Microsoft to tackle AI skills shortage with two new training programs
Microsoft has revealed two new training programs to tackle the shortage of AI-related skills in business and academia.
The first of the two programs, Microsoft AI Academy, will run face-to-face and online training sessions for business and public-sector leaders, IT professionals, developers, and startups.
“The academy will be helping to develop practical AI skills, learning, and certification for customers and partners,” said Cindy Rose, Microsoft UK CEO, speaking at the Future Decoded event in London today.
Rose added that Microsoft will use the academy to train up its own staff, including herself. Microsoft’s ambition for the academy, she said, is “to empower you and your organization to do more with AI”.
Beyond helping existing employees learn how to work alongside AI-related technologies such as chatbots, Microsoft is also funding a program to help train the next generation of data scientists and machine-learning engineers.
Professor Chris Bishop, director of Microsoft’s Research Lab in Cambridge, said the Microsoft Research-Cambridge University Machine Learning Initiative is designed to address the stream of leading machine-learning researchers moving from universities to the private sector.
In recent years, companies like Apple, Amazon, Facebook and Google are reported to have tempted away “scores” of scientists with salaries two to five times larger than those offered by academia.
“One of the things we’ve seen over the past few years is because there are so many opportunities for people with skills in machine learning, particularly in industry, we’ve seen a lot of outflux of top academic talent to industry,” said Bishop.
“This is something that concerns us, because it’s those top academic professors and researchers who are responsible not just for doing research, but also for nurturing the next generation of talent in this field.”

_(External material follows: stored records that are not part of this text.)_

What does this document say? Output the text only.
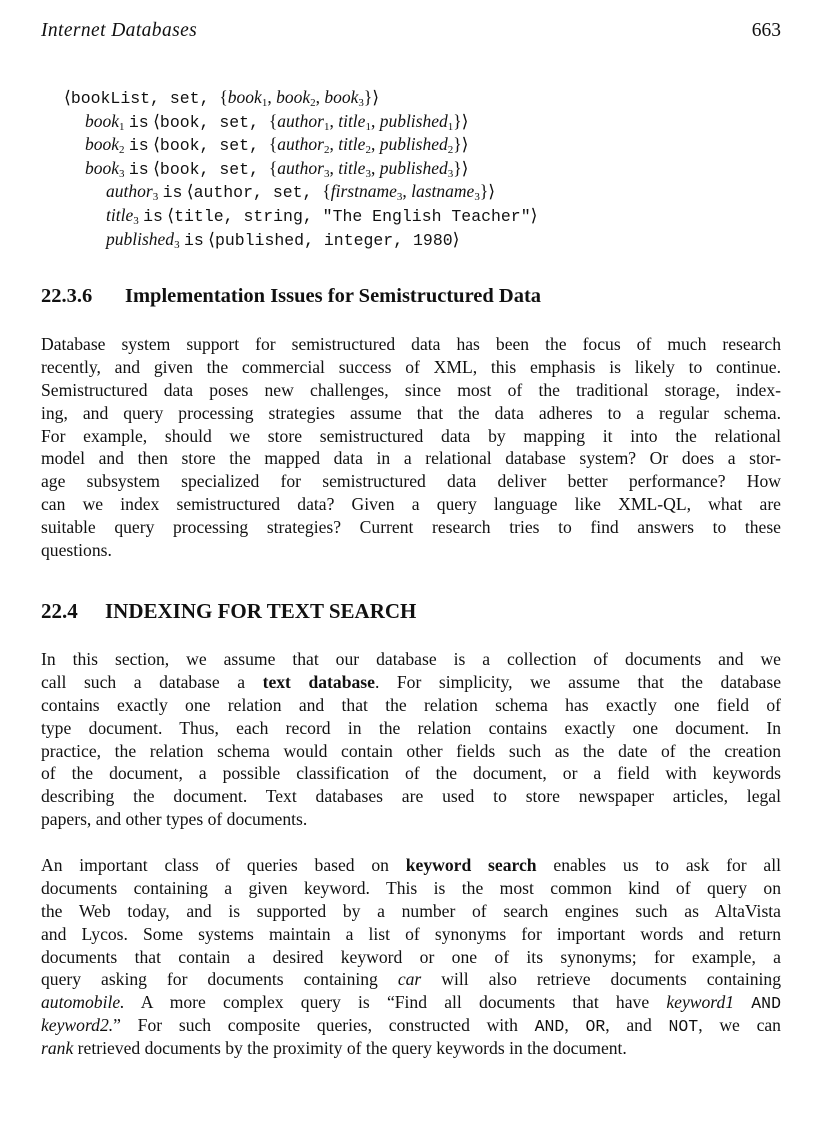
Internet Databases	663
⟨bookList, set, {book$_1$, book$_2$, book$_3$}⟩
book$_1$ is ⟨book, set, {author$_1$, title$_1$, published$_1$}⟩
book$_2$ is ⟨book, set, {author$_2$, title$_2$, published$_2$}⟩
book$_3$ is ⟨book, set, {author$_3$, title$_3$, published$_3$}⟩
author$_3$ is ⟨author, set, {firstname$_3$, lastname$_3$}⟩
title$_3$ is ⟨title, string, "The English Teacher"⟩
published$_3$ is ⟨published, integer, 1980⟩
22.3.6 Implementation Issues for Semistructured Data
Database system support for semistructured data has been the focus of much research
recently, and given the commercial success of XML, this emphasis is likely to continue.
Semistructured data poses new challenges, since most of the traditional storage, index-
ing, and query processing strategies assume that the data adheres to a regular schema.
For example, should we store semistructured data by mapping it into the relational
model and then store the mapped data in a relational database system? Or does a stor-
age subsystem specialized for semistructured data deliver better performance? How
can we index semistructured data? Given a query language like XML-QL, what are
suitable query processing strategies? Current research tries to find answers to these
questions.
22.4 INDEXING FOR TEXT SEARCH
In this section, we assume that our database is a collection of documents and we
call such a database a text database. For simplicity, we assume that the database
contains exactly one relation and that the relation schema has exactly one field of
type document. Thus, each record in the relation contains exactly one document. In
practice, the relation schema would contain other fields such as the date of the creation
of the document, a possible classification of the document, or a field with keywords
describing the document. Text databases are used to store newspaper articles, legal
papers, and other types of documents.
An important class of queries based on keyword search enables us to ask for all
documents containing a given keyword. This is the most common kind of query on
the Web today, and is supported by a number of search engines such as AltaVista
and Lycos. Some systems maintain a list of synonyms for important words and return
documents that contain a desired keyword or one of its synonyms; for example, a
query asking for documents containing car will also retrieve documents containing
automobile. A more complex query is “Find all documents that have keyword1 AND
keyword2.” For such composite queries, constructed with AND, OR, and NOT, we can
rank retrieved documents by the proximity of the query keywords in the document.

Bishop described the initiative as a “multi-million pound program in which we’ll invest in PhD scholarship, post-doc, internship, and consultancy positions”.
“This program has really two goals, the first is to realize the potential of AI to enhance human experience and the second is to nurture the next generation of researchers and talent,” he said.
The announcement was welcomed by secretary of state for Digital, Culture, Media and Sport, Jeremy Wright, who said the UK government will also invest up to £50m ($64m) over four years in new Turing AI Fellowships to bring the best global researchers in AI to the UK, and increase the Industrial Strategy Challenge Fund to £1.1bn ($1.41bn), “supporting technologies of the future”.
Bishop added that a pilot of an AI residency program started at Microsoft’s Cambridge Research Lab this year had attracted 1,200 applications for 25 places.